The five apology languages

Thomas and Chapman defined them as follows:

  1. Saying “I’m sorry:” Expressing regret. Talk about their feelings. Show that you understand the impact you had on them emotionally — frustration, disappointment, fear, and so on. Be specific.
  2. Saying “I was wrong:” Accepting responsibility. In a manner of speaking, submit a guilty plea. Don’t try to defend your actions. If your action or inaction was inexcusable, say so. Always be specific. Most importantly, don’t try to pass the hot potato that we call blame.
  3. Asking “How can I make it right?:” Making restitution. Offer some type of amends to make them whole again. Then ask whether that would be helpful or if something else might better show them how sincere you are.
  4. Saying “I’ll take steps to prevent a recurrence:” Planned change. We can’t promise to never make a mistake again, but you can tell them what action you have taken or will take to avoid future problems.
  5. Asking “Can you find it in your heart to forgive me?:” Requesting forgiveness. For some people, an apology for something that is very serious or a repeated problem requires this humbling question. And be patient — they might need some time for you to begin to rebuild their trust.

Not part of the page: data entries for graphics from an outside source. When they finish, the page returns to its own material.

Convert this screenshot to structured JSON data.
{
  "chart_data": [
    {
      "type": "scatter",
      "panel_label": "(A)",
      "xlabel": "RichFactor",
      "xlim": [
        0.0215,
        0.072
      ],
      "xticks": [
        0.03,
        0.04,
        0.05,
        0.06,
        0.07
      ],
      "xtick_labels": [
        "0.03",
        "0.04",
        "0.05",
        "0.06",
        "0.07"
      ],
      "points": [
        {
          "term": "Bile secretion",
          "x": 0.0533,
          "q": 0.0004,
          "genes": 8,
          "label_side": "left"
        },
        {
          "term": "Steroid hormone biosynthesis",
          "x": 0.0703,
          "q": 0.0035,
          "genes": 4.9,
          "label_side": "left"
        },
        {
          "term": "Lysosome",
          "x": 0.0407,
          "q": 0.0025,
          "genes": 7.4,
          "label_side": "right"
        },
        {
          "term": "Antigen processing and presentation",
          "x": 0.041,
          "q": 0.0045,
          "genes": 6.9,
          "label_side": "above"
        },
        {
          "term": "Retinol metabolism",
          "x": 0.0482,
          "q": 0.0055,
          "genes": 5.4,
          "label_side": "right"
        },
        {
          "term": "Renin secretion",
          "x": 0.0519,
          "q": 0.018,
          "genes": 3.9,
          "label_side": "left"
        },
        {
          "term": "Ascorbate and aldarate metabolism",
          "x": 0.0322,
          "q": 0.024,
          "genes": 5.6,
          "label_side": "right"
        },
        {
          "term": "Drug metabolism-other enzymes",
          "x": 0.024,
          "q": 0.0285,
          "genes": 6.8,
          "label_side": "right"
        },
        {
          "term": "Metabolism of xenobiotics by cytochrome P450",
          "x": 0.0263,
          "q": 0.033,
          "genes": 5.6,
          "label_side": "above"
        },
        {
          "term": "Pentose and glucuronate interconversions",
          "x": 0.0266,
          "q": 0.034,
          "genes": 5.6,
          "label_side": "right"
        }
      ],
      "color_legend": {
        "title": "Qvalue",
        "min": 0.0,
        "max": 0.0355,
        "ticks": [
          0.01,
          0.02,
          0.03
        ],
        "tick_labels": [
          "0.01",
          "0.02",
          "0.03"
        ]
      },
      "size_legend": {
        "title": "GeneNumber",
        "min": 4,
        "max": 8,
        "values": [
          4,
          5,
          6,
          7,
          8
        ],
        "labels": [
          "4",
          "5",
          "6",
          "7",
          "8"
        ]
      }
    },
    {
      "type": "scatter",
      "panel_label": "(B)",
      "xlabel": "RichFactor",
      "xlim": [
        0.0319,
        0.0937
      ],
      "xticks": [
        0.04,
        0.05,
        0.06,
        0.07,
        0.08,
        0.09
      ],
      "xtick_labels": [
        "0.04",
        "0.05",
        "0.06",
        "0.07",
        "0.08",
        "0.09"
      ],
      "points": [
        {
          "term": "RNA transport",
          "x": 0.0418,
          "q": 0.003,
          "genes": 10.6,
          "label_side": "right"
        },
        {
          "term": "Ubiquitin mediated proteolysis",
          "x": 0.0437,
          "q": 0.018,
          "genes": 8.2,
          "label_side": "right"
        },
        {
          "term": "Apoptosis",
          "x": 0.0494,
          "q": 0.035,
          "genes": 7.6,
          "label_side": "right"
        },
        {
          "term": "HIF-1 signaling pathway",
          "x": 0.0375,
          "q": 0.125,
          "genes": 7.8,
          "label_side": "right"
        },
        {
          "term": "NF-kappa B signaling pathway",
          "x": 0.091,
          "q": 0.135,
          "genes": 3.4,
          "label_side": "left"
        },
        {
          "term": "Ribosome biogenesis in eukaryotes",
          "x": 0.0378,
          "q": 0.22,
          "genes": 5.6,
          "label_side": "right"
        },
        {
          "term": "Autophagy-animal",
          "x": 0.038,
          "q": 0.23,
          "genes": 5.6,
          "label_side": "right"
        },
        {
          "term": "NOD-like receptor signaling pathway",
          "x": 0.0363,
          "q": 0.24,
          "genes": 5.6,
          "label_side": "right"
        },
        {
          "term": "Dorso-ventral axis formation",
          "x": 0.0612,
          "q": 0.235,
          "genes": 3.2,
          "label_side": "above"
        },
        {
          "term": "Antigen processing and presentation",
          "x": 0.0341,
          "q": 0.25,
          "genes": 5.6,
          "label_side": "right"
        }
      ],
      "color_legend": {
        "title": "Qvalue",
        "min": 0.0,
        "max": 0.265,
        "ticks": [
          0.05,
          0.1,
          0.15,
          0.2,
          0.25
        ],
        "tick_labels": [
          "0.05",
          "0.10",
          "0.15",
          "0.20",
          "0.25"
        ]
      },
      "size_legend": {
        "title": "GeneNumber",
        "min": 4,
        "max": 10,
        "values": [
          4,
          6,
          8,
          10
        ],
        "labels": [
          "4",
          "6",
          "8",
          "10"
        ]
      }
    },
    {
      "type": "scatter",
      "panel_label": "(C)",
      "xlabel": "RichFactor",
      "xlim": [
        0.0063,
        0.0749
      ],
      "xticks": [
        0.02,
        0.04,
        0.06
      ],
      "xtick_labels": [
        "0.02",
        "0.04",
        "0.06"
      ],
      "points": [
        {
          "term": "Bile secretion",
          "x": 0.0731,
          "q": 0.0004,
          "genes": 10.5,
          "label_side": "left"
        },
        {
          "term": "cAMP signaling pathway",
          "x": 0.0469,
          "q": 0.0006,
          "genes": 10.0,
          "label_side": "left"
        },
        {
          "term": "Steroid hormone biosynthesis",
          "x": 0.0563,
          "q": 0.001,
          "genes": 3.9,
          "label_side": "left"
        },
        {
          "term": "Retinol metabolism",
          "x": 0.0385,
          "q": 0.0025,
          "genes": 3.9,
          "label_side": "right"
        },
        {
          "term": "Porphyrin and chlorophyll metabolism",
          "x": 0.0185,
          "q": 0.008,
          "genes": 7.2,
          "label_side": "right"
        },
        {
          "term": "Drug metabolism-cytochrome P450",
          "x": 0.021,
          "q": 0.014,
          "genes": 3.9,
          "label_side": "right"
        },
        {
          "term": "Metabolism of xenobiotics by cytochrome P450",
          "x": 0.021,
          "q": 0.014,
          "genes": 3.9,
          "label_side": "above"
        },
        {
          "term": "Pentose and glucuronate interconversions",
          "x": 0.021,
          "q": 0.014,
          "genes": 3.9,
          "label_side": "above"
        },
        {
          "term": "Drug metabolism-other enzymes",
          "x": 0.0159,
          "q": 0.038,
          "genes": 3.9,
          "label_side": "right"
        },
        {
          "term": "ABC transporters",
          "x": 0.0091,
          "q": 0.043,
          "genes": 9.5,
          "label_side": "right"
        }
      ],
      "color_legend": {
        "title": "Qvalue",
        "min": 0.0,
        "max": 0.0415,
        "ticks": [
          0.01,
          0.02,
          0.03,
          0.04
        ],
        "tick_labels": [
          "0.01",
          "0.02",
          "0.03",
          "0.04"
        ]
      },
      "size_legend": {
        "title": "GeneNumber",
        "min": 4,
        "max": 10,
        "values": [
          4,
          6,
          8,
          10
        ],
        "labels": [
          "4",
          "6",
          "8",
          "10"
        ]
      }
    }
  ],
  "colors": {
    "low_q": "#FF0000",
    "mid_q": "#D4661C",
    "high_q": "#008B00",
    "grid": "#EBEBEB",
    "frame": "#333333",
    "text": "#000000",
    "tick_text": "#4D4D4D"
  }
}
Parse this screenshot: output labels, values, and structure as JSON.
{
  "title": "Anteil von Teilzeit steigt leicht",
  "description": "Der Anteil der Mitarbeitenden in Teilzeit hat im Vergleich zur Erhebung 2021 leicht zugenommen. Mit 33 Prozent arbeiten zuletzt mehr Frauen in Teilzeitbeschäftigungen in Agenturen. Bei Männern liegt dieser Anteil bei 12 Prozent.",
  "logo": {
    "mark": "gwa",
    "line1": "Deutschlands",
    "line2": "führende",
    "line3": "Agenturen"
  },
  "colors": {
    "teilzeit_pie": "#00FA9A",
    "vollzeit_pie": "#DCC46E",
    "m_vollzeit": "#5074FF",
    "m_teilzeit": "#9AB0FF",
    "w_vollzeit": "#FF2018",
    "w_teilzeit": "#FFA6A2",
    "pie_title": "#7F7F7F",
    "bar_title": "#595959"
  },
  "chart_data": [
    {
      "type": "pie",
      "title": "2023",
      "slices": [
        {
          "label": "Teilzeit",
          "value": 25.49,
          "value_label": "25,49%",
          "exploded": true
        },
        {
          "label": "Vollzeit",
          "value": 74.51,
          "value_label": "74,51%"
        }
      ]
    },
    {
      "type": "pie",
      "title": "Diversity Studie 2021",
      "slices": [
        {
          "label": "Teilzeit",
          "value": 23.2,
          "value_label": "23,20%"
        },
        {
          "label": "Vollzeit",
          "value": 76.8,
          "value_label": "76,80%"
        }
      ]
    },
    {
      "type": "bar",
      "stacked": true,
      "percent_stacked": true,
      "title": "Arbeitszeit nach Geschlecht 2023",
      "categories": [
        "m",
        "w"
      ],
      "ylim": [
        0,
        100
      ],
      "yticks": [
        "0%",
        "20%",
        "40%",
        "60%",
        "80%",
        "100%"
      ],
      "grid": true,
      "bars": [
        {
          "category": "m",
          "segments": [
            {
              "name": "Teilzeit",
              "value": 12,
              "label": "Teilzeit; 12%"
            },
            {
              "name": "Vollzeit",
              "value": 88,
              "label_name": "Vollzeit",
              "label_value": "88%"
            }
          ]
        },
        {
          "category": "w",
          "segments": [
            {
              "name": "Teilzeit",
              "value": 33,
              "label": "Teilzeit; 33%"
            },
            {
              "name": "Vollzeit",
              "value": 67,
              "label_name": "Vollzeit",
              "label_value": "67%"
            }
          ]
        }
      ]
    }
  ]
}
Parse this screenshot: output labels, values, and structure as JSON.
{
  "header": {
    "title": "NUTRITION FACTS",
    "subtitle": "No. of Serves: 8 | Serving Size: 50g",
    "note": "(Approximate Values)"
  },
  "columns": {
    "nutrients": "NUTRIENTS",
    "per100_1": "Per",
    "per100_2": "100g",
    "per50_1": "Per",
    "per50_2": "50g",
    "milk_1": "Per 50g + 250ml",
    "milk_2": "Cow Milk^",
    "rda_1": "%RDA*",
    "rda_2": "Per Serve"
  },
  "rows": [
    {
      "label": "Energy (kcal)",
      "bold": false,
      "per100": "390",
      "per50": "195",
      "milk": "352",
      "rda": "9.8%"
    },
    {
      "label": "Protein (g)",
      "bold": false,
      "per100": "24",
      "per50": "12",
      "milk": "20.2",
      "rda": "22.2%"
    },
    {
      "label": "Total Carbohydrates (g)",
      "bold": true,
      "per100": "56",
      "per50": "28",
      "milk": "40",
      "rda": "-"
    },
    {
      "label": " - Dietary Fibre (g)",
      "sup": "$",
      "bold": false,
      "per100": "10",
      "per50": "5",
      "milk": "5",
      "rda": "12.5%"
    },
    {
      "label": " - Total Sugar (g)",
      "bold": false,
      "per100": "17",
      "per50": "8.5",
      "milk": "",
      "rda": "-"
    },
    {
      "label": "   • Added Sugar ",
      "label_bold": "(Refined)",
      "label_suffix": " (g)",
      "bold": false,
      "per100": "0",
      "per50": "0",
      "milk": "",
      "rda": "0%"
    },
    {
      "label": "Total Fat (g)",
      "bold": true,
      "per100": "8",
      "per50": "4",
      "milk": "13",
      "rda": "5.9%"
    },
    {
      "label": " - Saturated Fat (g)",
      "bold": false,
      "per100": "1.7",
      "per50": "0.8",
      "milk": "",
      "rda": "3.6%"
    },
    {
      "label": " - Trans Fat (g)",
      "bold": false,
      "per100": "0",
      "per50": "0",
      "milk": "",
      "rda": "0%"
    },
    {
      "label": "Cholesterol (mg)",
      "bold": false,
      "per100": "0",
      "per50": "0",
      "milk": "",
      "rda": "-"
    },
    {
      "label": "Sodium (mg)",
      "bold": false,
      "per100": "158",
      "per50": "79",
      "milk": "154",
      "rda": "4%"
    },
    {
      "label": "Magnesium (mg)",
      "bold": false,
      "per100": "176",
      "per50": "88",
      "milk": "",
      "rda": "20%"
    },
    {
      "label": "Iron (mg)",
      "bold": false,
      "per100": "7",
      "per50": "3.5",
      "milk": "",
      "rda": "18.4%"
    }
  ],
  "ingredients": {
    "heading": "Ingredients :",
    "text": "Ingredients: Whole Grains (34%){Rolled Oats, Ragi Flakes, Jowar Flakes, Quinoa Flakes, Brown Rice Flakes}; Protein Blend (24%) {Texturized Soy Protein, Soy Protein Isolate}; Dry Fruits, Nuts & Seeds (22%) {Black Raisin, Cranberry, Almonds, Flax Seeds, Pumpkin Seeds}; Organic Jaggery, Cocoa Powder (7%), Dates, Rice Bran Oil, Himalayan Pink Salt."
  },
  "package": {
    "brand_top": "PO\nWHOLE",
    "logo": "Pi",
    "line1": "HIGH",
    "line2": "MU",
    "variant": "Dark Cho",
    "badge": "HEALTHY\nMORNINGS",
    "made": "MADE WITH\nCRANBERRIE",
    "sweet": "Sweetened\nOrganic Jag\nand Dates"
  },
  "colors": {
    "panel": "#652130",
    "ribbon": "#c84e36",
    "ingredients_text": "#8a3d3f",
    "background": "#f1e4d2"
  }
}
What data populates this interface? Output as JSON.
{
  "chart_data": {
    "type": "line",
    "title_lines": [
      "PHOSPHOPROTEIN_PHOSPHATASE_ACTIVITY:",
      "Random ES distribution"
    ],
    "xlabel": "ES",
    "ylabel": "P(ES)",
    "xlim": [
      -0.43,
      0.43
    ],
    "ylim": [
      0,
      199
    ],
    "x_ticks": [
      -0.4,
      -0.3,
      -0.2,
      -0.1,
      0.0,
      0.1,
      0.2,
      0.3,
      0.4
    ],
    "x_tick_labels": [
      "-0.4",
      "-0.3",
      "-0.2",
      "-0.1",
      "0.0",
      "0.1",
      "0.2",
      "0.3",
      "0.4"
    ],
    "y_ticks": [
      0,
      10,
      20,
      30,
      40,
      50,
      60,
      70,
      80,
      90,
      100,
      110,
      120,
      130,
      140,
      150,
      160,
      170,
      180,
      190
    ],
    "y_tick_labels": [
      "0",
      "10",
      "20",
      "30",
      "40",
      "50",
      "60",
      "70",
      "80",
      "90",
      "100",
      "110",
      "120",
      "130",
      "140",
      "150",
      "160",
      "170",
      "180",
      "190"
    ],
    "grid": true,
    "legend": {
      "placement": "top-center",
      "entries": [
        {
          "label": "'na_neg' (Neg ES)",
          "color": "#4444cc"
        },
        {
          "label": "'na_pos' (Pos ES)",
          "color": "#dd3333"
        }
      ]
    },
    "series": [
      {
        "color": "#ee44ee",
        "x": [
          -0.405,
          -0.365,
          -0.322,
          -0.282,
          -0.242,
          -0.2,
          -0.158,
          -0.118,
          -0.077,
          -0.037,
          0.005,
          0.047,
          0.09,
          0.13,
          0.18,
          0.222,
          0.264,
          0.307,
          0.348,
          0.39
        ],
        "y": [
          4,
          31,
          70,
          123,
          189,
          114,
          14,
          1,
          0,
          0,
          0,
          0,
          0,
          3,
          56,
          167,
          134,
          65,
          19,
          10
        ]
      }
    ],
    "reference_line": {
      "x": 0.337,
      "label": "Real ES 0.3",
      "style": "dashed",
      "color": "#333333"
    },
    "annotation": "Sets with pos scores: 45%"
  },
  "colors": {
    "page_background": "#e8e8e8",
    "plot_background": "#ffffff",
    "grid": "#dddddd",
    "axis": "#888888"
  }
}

Why it’s important to know your apology language 

“Knowing your apology language is important to find healthy ways of communication but also to be able to perceive particular ways of communication when it comes to delicate situations such as hurtful ones,” Callisto Adams, Ph.D., a dating and relationship expert, tells

Perspective is key in any healthy relationship — and without understanding your apology languages, you and your partner may not be able to see the situation from the other person's eyes. “Whether you’re on the receiving end or vice versa, you tend to have a linear way of seeing the situation. Understanding that your apology language is setting up the conditions on how you’re feeling or behaving can be tremendously helpful for you to attain a healthier approach to those delicate situations," she says.

What’s more, it helps you realize that just because you don’t initially view an apology as sincere, it doesn’t mean it isn’t. For example, Thomas says some people were taught that saying sorry isn’t enough while other people were praised for saying “I’m sorry” and nothing else. “Our readers tell us that our book is helping them to open up about such misunderstandings — rather than criticizing each other and having the same old arguments," she explains.

How to find your apology language

Finding your apology language involves a straightforward, two-pronged approach.

First, Thomas says to ask yourself: “What do you most want to hear when people apologize?”  Then, consider this question: “When people apologize to you, what do you expect them to say or do?” Your answers will likely reveal your preferred apology language, according to Thomas. (Better yet, take this free "Apology Language Test.")

Adams suggests spending some time reflecting on the times you’ve been hurt and caused hurt. “Look at what you looked for to feel better or what you were willing to do for the other(s) in those times,” she says. A therapist can also help you unpack this.

How to understand your partner's apology language

First things first: It’s totally normal to have a different apology language from your romantic partner, family members and other loved ones.

“It’s like learning a new language or dialect. With practice, you can learn to give apologies that will really resonate with them," Thomas says.

If your partner doesn't adhere to your primary apology language, Thomas recommends giving them partial credit for their effort and sincerity.

Adams also underscored the importance of trying — key word: trying — to comprehend your partner's apology language. “This way, you’ll have an easier time understanding how they can be comforted and reassured when you hurt them, but also you’ll be able to see truthfulness in their apology when they’re the ones apologizing."

Struggling to make sense of it all? Adams suggests talking to a therapist or sitting your partner down to discuss how improvements can be made (and no, not when you're in the middle of an argument).